“Matters of containment” Conference – Lisbon | Irene Peano | 3 September 2020

3rd International Conference of the Quarantine Studies Network
Lisbon-Évora (Portugal), 28-29 May 2020

Postponed to 3 Septemeber 2020

Researcher Irene Peano will present the paper “Genealogies of containment: Migrant labour, bonifica integrale and carceral regimes in an Italian agro-industrial enclave”

For more information, please visit the conference’s site: info here


Past conferences of the Quarantine Studies Network in Malta and Mallorca explored an expansion of the classical study of quarantines and sanitary cordons into an interdisciplinary field of “quarantine studies” so that their multiple political, military, social, economic and, of course, health dimensions were systematically brought to the foreground. In this third conference, we intend to take a more decided step in that direction by exploring the material realities of containment anywhere in the world and preferably for the period 1750-today.

The word “containment” is usually given two meanings: 1: the act of keeping a hazard within limits, for example, an epidemic disease or a radioactive leakage; 2: the policy of preventing an hostile military, economic or ideological expansion. Both meanings could be – and usually are – intertwined, as can be seen, for example, in the scientific and political measures taken to check the “threats” associated with the Mecca pilgrimage in the 19th century, the Soviet Revolution in 1917 or the Chernobyl nuclear accident in 1986.
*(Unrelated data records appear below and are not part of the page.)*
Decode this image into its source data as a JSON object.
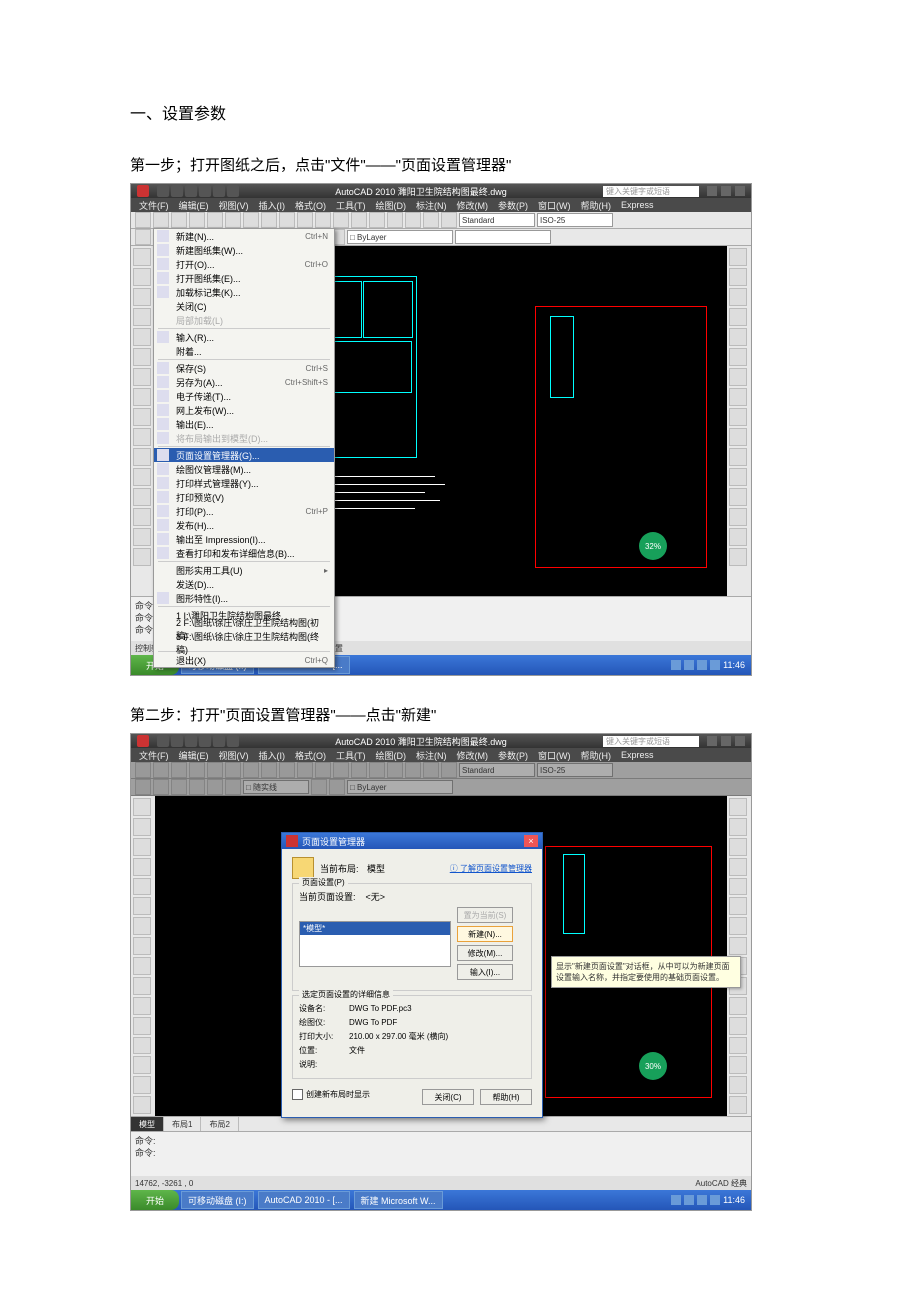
{
  "doc": {
    "heading": "一、设置参数",
    "step1": "第一步；打开图纸之后，点击\"文件\"——\"页面设置管理器\"",
    "step2": "第二步：打开\"页面设置管理器\"——点击\"新建\""
  },
  "app": {
    "title": "AutoCAD 2010  濉阳卫生院结构图最终.dwg",
    "search_placeholder": "键入关键字或短语",
    "menu": [
      "文件(F)",
      "编辑(E)",
      "视图(V)",
      "插入(I)",
      "格式(O)",
      "工具(T)",
      "绘图(D)",
      "标注(N)",
      "修改(M)",
      "参数(P)",
      "窗口(W)",
      "帮助(H)",
      "Express"
    ],
    "toolbar": {
      "linetype": "□ 随实线",
      "layer": "□ ByLayer",
      "style": "Standard",
      "dimstyle": "ISO-25"
    },
    "statusbar_hint": "控制新布局的页面布局、打印设备、图纸尺寸以及其他设置",
    "percent1": "32%",
    "percent2": "30%",
    "tabs": [
      "模型",
      "布局1",
      "布局2"
    ],
    "taskbar": {
      "start": "开始",
      "task1": "可移动磁盘 (I:)",
      "task2": "AutoCAD 2010 - [...",
      "task3": "新建 Microsoft W...",
      "clock1": "11:46",
      "clock2": "11:46"
    },
    "cmd": {
      "l1": "命令:",
      "l2": "命令:",
      "l3": "命令:",
      "coord": "14762, -3261 , 0",
      "ws": "AutoCAD 经典"
    }
  },
  "filemenu": [
    {
      "label": "新建(N)...",
      "sc": "Ctrl+N",
      "icon": true
    },
    {
      "label": "新建图纸集(W)...",
      "icon": true
    },
    {
      "label": "打开(O)...",
      "sc": "Ctrl+O",
      "icon": true
    },
    {
      "label": "打开图纸集(E)...",
      "icon": true
    },
    {
      "label": "加载标记集(K)...",
      "icon": true
    },
    {
      "label": "关闭(C)"
    },
    {
      "label": "局部加载(L)",
      "disabled": true
    },
    {
      "sep": true
    },
    {
      "label": "输入(R)...",
      "icon": true
    },
    {
      "label": "附着..."
    },
    {
      "sep": true
    },
    {
      "label": "保存(S)",
      "sc": "Ctrl+S",
      "icon": true
    },
    {
      "label": "另存为(A)...",
      "sc": "Ctrl+Shift+S",
      "icon": true
    },
    {
      "label": "电子传递(T)...",
      "icon": true
    },
    {
      "label": "网上发布(W)...",
      "icon": true
    },
    {
      "label": "输出(E)...",
      "icon": true
    },
    {
      "label": "将布局输出到模型(D)...",
      "disabled": true,
      "icon": true
    },
    {
      "sep": true
    },
    {
      "label": "页面设置管理器(G)...",
      "sel": true,
      "icon": true
    },
    {
      "label": "绘图仪管理器(M)...",
      "icon": true
    },
    {
      "label": "打印样式管理器(Y)...",
      "icon": true
    },
    {
      "label": "打印预览(V)",
      "icon": true
    },
    {
      "label": "打印(P)...",
      "sc": "Ctrl+P",
      "icon": true
    },
    {
      "label": "发布(H)...",
      "icon": true
    },
    {
      "label": "输出至 Impression(I)...",
      "icon": true
    },
    {
      "label": "查看打印和发布详细信息(B)...",
      "icon": true
    },
    {
      "sep": true
    },
    {
      "label": "图形实用工具(U)",
      "arrow": true
    },
    {
      "label": "发送(D)..."
    },
    {
      "label": "图形特性(I)...",
      "icon": true
    },
    {
      "sep": true
    },
    {
      "label": "1 I:\\濉阳卫生院结构图最终"
    },
    {
      "label": "2 F:\\图纸\\徐庄\\徐庄卫生院结构图(初稿)"
    },
    {
      "label": "3 F:\\图纸\\徐庄\\徐庄卫生院结构图(终稿)"
    },
    {
      "sep": true
    },
    {
      "label": "退出(X)",
      "sc": "Ctrl+Q"
    }
  ],
  "dialog": {
    "title": "页面设置管理器",
    "current_layout_label": "当前布局:",
    "current_layout": "模型",
    "learn_link": "了解页面设置管理器",
    "group1": "页面设置(P)",
    "current_setup_label": "当前页面设置:",
    "current_setup": "<无>",
    "list_item": "*模型*",
    "btn_set_current": "置为当前(S)",
    "btn_new": "新建(N)...",
    "btn_modify": "修改(M)...",
    "btn_import": "输入(I)...",
    "group2": "选定页面设置的详细信息",
    "info": [
      {
        "k": "设备名:",
        "v": "DWG To PDF.pc3"
      },
      {
        "k": "绘图仪:",
        "v": "DWG To PDF"
      },
      {
        "k": "打印大小:",
        "v": "210.00 x 297.00 毫米 (横向)"
      },
      {
        "k": "位置:",
        "v": "文件"
      },
      {
        "k": "说明:",
        "v": ""
      }
    ],
    "checkbox": "创建新布局时显示",
    "btn_close": "关闭(C)",
    "btn_help": "帮助(H)",
    "tooltip": "显示\"新建页面设置\"对话框，从中可以为新建页面设置输入名称，并指定要使用的基础页面设置。"
  }
}
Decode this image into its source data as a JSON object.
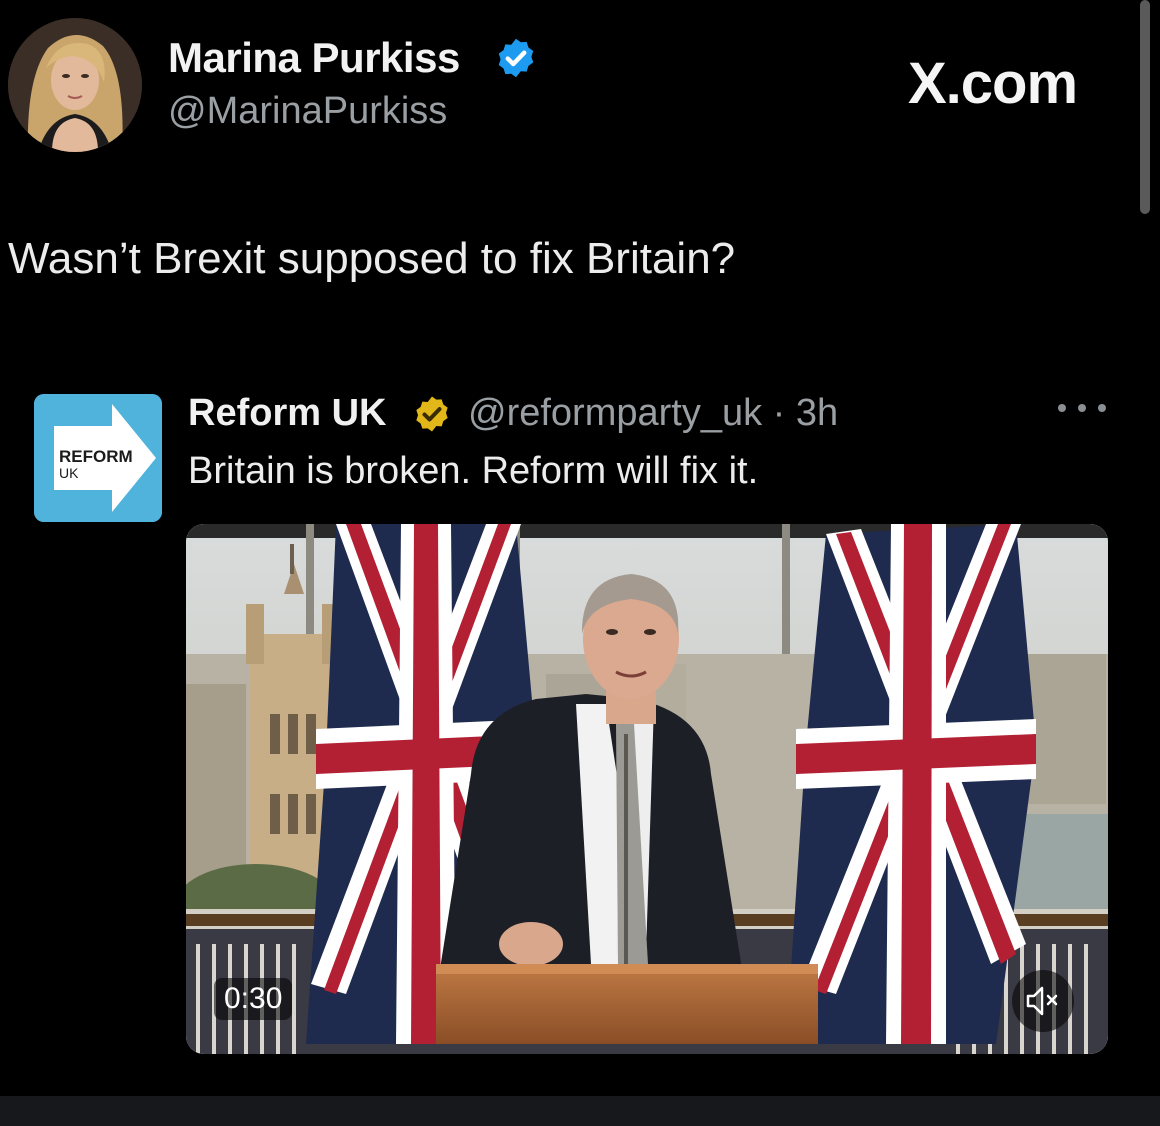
{
  "author": {
    "name": "Marina Purkiss",
    "handle": "@MarinaPurkiss",
    "verified_color": "#1d9bf0"
  },
  "site_label": "X.com",
  "tweet_text": "Wasn’t Brexit supposed to fix Britain?",
  "quoted_tweet": {
    "name": "Reform UK",
    "handle_time": "@reformparty_uk · 3h",
    "verified_color": "#e2b719",
    "text": "Britain is broken. Reform will fix it.",
    "logo": {
      "line1": "REFORM",
      "line2": "UK",
      "color": "#4fb3dc"
    },
    "video": {
      "duration": "0:30",
      "mute_icon": "speaker-muted-icon"
    },
    "more_icon": "more-options-icon"
  }
}
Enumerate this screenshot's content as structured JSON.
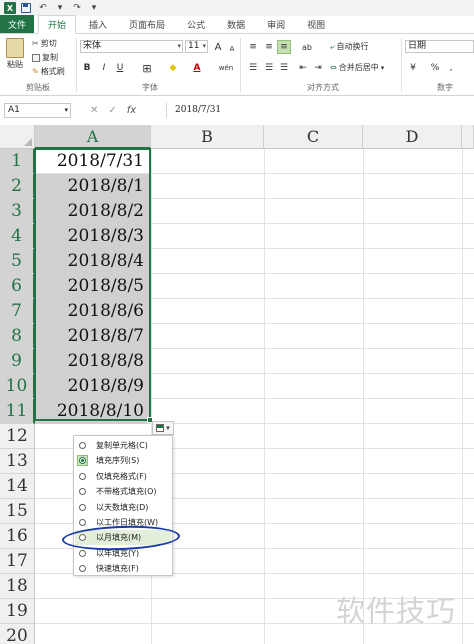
{
  "titlebar": {
    "logo": "X",
    "undo_glyph": "↶",
    "redo_glyph": "↷",
    "dropdown_glyph": "▾"
  },
  "tabs": [
    "文件",
    "开始",
    "插入",
    "页面布局",
    "公式",
    "数据",
    "审阅",
    "视图"
  ],
  "ribbon": {
    "clipboard": {
      "paste": "粘贴",
      "cut": "剪切",
      "copy": "复制",
      "format_painter": "格式刷",
      "label": "剪贴板"
    },
    "font": {
      "name": "宋体",
      "size": "11",
      "bold": "B",
      "italic": "I",
      "underline": "U",
      "wen": "wén",
      "label": "字体",
      "grow": "A",
      "shrink": "A",
      "color_a": "A",
      "border_glyph": "⊞",
      "fill_glyph": "◆"
    },
    "alignment": {
      "wrap": "自动换行",
      "merge": "合并后居中",
      "label": "对齐方式",
      "orient_glyph": "ab",
      "indent_glyph": "⇥"
    },
    "number": {
      "format": "日期",
      "label": "数字",
      "currency": "¥",
      "percent": "%",
      "comma": ","
    }
  },
  "formula_bar": {
    "name_box": "A1",
    "cancel": "✕",
    "enter": "✓",
    "fx": "fx",
    "value": "2018/7/31"
  },
  "grid": {
    "columns": [
      "A",
      "B",
      "C",
      "D"
    ],
    "rows": [
      "1",
      "2",
      "3",
      "4",
      "5",
      "6",
      "7",
      "8",
      "9",
      "10",
      "11",
      "12",
      "13",
      "14",
      "15",
      "16",
      "17",
      "18",
      "19",
      "20"
    ],
    "column_a": [
      "2018/7/31",
      "2018/8/1",
      "2018/8/2",
      "2018/8/3",
      "2018/8/4",
      "2018/8/5",
      "2018/8/6",
      "2018/8/7",
      "2018/8/8",
      "2018/8/9",
      "2018/8/10"
    ]
  },
  "autofill": {
    "button_glyph": "▾",
    "options": [
      "复制单元格(C)",
      "填充序列(S)",
      "仅填充格式(F)",
      "不带格式填充(O)",
      "以天数填充(D)",
      "以工作日填充(W)",
      "以月填充(M)",
      "以年填充(Y)",
      "快速填充(F)"
    ],
    "selected": "填充序列(S)",
    "highlighted": "以月填充(M)"
  },
  "watermark": "软件技巧",
  "colors": {
    "excel_green": "#217346",
    "selection_fill": "#d0d0d0",
    "annotation_ink": "#1a3aa8"
  }
}
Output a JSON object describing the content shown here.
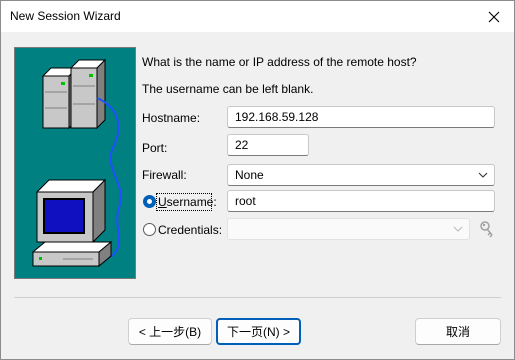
{
  "window": {
    "title": "New Session Wizard",
    "close_icon": "close-icon"
  },
  "colors": {
    "accent": "#005fb8",
    "illustration_bg": "#008080"
  },
  "prompt": {
    "line1": "What is the name or IP address of the remote host?",
    "line2": "The username can be left blank."
  },
  "form": {
    "hostname_label": "Hostname:",
    "hostname_value": "192.168.59.128",
    "port_label": "Port:",
    "port_value": "22",
    "firewall_label": "Firewall:",
    "firewall_value": "None",
    "username_label": "Username:",
    "username_value": "root",
    "username_selected": true,
    "credentials_label": "Credentials:",
    "credentials_value": "",
    "credentials_selected": false,
    "key_icon": "key-icon"
  },
  "buttons": {
    "back_label": "< 上一步(B)",
    "next_label": "下一页(N) >",
    "cancel_label": "取消"
  }
}
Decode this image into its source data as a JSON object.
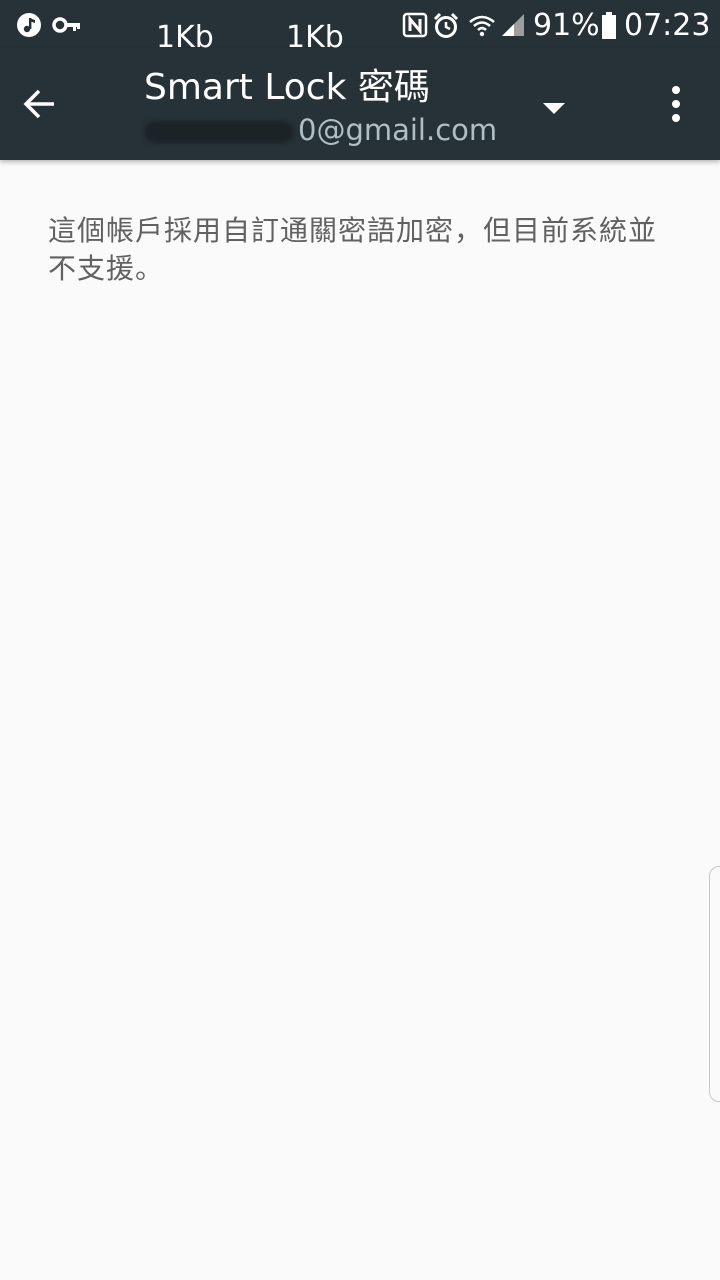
{
  "status_bar": {
    "icons_left": [
      "music-icon",
      "vpn-key-icon"
    ],
    "net_speed_1": "1Kb",
    "net_speed_2": "1Kb",
    "icons_right": [
      "nfc-icon",
      "alarm-icon",
      "wifi-icon",
      "cell-signal-icon"
    ],
    "battery_percent": "91%",
    "battery_icon": "battery-icon",
    "time": "07:23"
  },
  "app_bar": {
    "back_icon": "arrow-back-icon",
    "title": "Smart Lock 密碼",
    "account_visible_suffix": "0@gmail.com",
    "dropdown_icon": "dropdown-arrow-icon",
    "more_icon": "more-vert-icon",
    "background_color": "#263238"
  },
  "content": {
    "message": "這個帳戶採用自訂通關密語加密，但目前系統並不支援。",
    "background_color": "#fafafa",
    "text_color": "#616161"
  }
}
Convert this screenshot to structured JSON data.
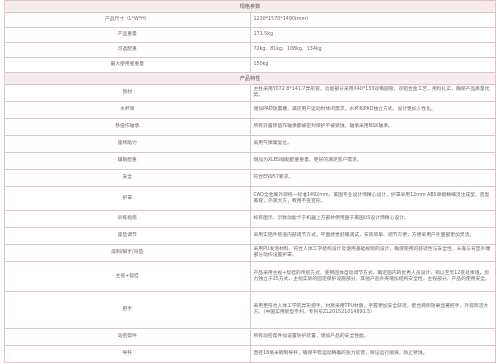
{
  "spec": {
    "title": "规格参数",
    "rows": [
      {
        "label": "产品尺寸（L*W*H）",
        "value": "1230*1570*1490(mm)"
      },
      {
        "label": "产品重量",
        "value": "171.5kg"
      },
      {
        "label": "可选配重",
        "value": "72kg、81kg、108kg、134kg"
      },
      {
        "label": "最大使用者重量",
        "value": "150kg"
      }
    ]
  },
  "features": {
    "title": "产品特性",
    "rows": [
      {
        "label": "管材",
        "value": "主柱采用Y072.8*141.7异形管，功能部分采用X40*133双椭圆管，双铝合金工艺，用料扎实，确保产品质量优势。"
      },
      {
        "label": "水杯架",
        "value": "增加PAD放置槽，满足用户运动时休闲需求，水杯和PAD独立方式，设计更加人性化。"
      },
      {
        "label": "移值作轴承",
        "value": "所有外露移值作轴承都被密封保护不被锈蚀，轴承采用NSK轴承。"
      },
      {
        "label": "座椅助力",
        "value": "采用气弹簧复位。"
      },
      {
        "label": "辅助配重",
        "value": "增加为XLBS辅助配重重量。更好的满足客户需求。"
      },
      {
        "label": "安全",
        "value": "符合EN957要求。"
      },
      {
        "label": "护罩",
        "value": "CAO全金属外观统一标准1492mm，美国专业设计师精心设计，护罩采用12mm ABS单模精细浇注成型，造型美观，外观大方，教用不变变形。"
      },
      {
        "label": "训练指南",
        "value": "标有图示、示数动能卡于机器上方部并便用国于美国US设计师精心设计。"
      },
      {
        "label": "座垫调节",
        "value": "采用实铝件管道内部调节方式，平面感觉舒服调试，安装简单、调节方便，方便采用户外面部更加灵活。"
      },
      {
        "label": "座制/脚步/背垫",
        "value": "采用PU发泡材料，符合人体工学结构设计及使用基础规则的设计，确保使用的舒适性与安全性，头靠与背垫外端部分动作设置护罩。"
      },
      {
        "label": "主视+帮挂",
        "value": "产品采用主视+帮挂的传统方式，使用固体自动调节方式，确定国内的优秀人员设计，销以至无12变处承组，剪力独立于25方式，主视实际的固定保护设施部分，其他产品外壳增加结构安全性，主视部分，产品的使用安全。"
      },
      {
        "label": "把手",
        "value": "采用更符合人体工学的异形把手，材质采用TPU材质，手握更加安全舒适，配合两侧效果显著把手，外观简洁大方。（中国实用新型专利，专利号ZL201521014891.5）"
      },
      {
        "label": "动密帮件",
        "value": "所有动密帮件加设置防护装置，增加产品的安全性能。"
      },
      {
        "label": "导杆",
        "value": "直径18毫米钢制导杆，确保平稳运动精确的张力反馈，保证运行顺滑，防止锈蚀。"
      }
    ]
  }
}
This transversal nature of containment can be better grasped through a focus on its often neglected material aspects. Containment ultimately consists of the handling of threatening human bodies, living beings, objects and ideas, which is always performed by specialized groups of humans who use various tools and techniques to carry out different types of actions in a large variety of spaces. In this sense, for example, the detention and examination of the bodies of migrants aims to provide at the same time sanitary, ideological and economic “protection”; measuring tools used in customs’ laboratories may guard the health of a country’s population against adulterated products and the country’s industry or agriculture against the “damage” caused by the “invasion” of another country’s products. Materiality can also provide a more accurate picture of the actual scope, the effectiveness and consequences (social, political, economic, spatial or environmental) of containment measures, as well as of historical continuities and the collective memory about them.